Although we live in an age where information is often readily available, we still require some expert guidance when it comes to certain topics. Personal finance, in this case preparing for retirement, is an example of one of those areas where it is hard to obtain the right, trustworthy information with ease. If you are thinking about retirement, whether it will be happening soon or many years down the line, you are most likely planning out those years around the idea of social security benefits.

If so, there are 4 myths that come up often when people discuss social security benefits that you should be aware of. Financial planner Don Chamberlin, as the CEO and Founder of The Chamberlin Group, has appeared on Fox 2 Now (KTVI) in St. Louis, MO to set the record straight:

1. 65 is the “Full Retirement Age”

As Don Chamberlin explains in the video below, the full retirement age (FRA) actually depends on the year in which the individual was born. In fact, you can start claiming at any time between 62 and 70. At 62 you can start claiming at a discounted rate but the longer that you put off claiming your benefits, the more money you will get. Don points out that many times, people miss out on thousands of dollars that they could have received in all had they just put off claiming for longer. As for the FRA, for those people retiring soon it is likely to be 66 but if you were born after 1960, it will be 67.

2. It is easy to decide your claiming strategy

It is important to decide on your claiming strategy but it is not exactly easy. The number of claiming strategies that are available to you depend on whether you are single or married, and that can make a huge difference. If you are single, you have 9 different strategies as options. However, if you are married you suddenly have 81 different claiming strategies. This is one of the many reasons why it is important to dedicate time to plan out your retirement. Choosing the worst strategy for yourself or for yourself and your spouse can mean losing out on tens of thousands of dollars down the line.

3. Those who claim Social Security benefits don’t have to pay taxes

Just because you are retired and claiming your Social Security benefits does not mean that you do not have to pay taxes. In fact, Social Security benefits can be taxed up to 85% – that can really put a dent in certain plans post retirement. When preparing to retire, you should evaluate your Social Security benefits with the goal of minimizing tax liabilities as you should do with any source of retirement income.

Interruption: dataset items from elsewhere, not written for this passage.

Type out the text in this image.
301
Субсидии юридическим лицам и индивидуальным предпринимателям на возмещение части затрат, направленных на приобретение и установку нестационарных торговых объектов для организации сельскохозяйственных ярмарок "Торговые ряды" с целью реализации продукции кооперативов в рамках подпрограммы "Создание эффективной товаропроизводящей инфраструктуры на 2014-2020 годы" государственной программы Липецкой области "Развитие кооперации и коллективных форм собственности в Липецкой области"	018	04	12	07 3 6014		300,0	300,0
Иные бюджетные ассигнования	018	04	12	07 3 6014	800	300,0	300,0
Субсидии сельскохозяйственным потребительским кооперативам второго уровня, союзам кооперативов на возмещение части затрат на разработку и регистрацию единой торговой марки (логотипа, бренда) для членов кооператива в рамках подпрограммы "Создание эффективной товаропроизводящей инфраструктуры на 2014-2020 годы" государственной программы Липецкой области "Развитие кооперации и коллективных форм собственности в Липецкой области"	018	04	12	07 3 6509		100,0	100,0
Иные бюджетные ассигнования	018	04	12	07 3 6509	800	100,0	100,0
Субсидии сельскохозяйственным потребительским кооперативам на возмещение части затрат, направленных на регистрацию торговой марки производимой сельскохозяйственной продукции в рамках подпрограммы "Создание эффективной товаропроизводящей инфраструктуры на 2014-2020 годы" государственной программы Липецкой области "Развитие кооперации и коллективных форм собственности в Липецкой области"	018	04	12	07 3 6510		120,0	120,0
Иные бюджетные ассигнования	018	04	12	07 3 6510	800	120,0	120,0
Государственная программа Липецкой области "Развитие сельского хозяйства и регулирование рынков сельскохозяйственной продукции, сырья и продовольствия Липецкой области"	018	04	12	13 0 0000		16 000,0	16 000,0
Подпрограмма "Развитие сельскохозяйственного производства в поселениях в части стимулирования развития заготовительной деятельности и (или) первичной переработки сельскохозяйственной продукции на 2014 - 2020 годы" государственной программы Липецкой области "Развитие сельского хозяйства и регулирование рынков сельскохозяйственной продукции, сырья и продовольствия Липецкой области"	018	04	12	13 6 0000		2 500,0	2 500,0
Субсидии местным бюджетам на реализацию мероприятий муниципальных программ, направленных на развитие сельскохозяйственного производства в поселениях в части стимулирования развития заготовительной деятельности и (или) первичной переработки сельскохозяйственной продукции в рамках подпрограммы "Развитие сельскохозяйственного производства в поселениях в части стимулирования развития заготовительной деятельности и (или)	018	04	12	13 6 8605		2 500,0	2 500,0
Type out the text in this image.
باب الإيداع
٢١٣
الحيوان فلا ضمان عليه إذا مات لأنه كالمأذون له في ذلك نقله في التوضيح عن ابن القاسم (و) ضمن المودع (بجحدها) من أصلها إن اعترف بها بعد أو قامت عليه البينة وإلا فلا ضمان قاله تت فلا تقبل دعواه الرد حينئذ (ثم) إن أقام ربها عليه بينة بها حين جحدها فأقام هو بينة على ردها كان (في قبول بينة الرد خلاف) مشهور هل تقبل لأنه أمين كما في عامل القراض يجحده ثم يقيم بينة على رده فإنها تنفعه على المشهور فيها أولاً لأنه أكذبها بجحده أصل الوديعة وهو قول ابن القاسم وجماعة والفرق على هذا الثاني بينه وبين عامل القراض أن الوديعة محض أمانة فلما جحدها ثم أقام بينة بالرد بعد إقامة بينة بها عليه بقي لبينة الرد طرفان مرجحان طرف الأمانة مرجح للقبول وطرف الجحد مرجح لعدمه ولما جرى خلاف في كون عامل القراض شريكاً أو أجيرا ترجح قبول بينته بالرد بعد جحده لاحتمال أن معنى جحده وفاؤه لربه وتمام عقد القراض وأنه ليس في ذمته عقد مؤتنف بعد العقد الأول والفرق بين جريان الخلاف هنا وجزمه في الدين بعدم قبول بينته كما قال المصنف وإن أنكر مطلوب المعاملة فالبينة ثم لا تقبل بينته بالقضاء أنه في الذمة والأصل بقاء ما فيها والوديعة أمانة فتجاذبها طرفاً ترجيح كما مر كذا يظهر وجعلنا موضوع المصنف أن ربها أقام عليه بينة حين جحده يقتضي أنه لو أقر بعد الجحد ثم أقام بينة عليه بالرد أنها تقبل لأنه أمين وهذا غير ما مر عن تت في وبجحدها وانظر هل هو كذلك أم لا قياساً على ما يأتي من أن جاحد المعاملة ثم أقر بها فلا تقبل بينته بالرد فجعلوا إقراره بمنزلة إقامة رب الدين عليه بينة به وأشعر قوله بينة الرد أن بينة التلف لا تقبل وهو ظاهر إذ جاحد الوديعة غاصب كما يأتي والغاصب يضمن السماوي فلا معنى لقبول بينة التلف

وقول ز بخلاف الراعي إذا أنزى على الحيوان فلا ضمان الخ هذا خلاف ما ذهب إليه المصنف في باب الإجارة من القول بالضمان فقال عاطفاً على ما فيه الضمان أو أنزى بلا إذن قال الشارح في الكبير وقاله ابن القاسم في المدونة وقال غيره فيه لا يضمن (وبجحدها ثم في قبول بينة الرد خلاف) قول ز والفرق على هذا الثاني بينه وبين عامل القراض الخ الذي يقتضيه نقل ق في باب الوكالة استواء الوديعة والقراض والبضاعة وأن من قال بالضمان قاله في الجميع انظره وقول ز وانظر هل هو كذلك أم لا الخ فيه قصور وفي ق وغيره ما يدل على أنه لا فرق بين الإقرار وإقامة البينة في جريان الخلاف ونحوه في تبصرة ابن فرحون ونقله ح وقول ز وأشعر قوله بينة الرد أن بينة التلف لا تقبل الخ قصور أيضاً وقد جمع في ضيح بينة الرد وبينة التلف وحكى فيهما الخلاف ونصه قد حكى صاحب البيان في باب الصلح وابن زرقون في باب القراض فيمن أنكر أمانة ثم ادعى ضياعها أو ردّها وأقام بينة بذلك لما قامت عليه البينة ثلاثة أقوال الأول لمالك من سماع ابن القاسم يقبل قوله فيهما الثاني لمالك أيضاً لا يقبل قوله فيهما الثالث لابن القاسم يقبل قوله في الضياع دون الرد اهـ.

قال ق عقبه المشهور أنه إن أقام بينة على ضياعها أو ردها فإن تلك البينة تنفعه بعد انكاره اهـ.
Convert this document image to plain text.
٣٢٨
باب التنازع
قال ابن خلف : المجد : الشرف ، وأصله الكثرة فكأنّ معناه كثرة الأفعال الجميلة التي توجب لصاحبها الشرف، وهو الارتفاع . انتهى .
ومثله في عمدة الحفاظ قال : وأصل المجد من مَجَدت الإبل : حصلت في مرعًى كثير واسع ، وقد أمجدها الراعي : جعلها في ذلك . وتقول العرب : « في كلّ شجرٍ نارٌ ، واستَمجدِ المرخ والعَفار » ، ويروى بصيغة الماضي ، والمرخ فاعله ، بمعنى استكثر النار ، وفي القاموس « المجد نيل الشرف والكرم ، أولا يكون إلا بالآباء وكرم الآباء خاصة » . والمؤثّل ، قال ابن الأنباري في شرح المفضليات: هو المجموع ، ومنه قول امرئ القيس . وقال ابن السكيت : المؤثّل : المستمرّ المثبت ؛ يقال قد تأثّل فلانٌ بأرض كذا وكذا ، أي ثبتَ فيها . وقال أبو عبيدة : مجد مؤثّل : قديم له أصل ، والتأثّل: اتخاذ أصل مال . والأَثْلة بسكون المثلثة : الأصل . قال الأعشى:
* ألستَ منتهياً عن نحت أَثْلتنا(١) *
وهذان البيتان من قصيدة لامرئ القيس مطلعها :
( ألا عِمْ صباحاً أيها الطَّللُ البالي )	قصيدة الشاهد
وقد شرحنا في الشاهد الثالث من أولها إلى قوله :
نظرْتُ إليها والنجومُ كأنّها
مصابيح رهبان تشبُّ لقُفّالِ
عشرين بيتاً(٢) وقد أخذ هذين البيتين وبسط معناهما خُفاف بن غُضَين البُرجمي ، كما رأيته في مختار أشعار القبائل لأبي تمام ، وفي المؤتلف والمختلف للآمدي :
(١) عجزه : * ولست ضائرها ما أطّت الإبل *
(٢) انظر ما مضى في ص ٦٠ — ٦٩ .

4. One can live comfortably on Social Security benefits

This claim goes against one of the very foundations of Social Security. Social Security, as Don Chamberlin explains, was not intended to replace a person’s income. In fact, when Social Security was founded the average life expectancy was 64 while Social Security benefits were taken at age 65. So in all, Social Security benefits were designed not to replace income but to supplement other sources of post retirement income. Now with our average life expectancy reaching close to 80 years, it is even more important for retirees who do wish to live comfortable to also have other sources of income post be it regular savings, retirement savings or investments.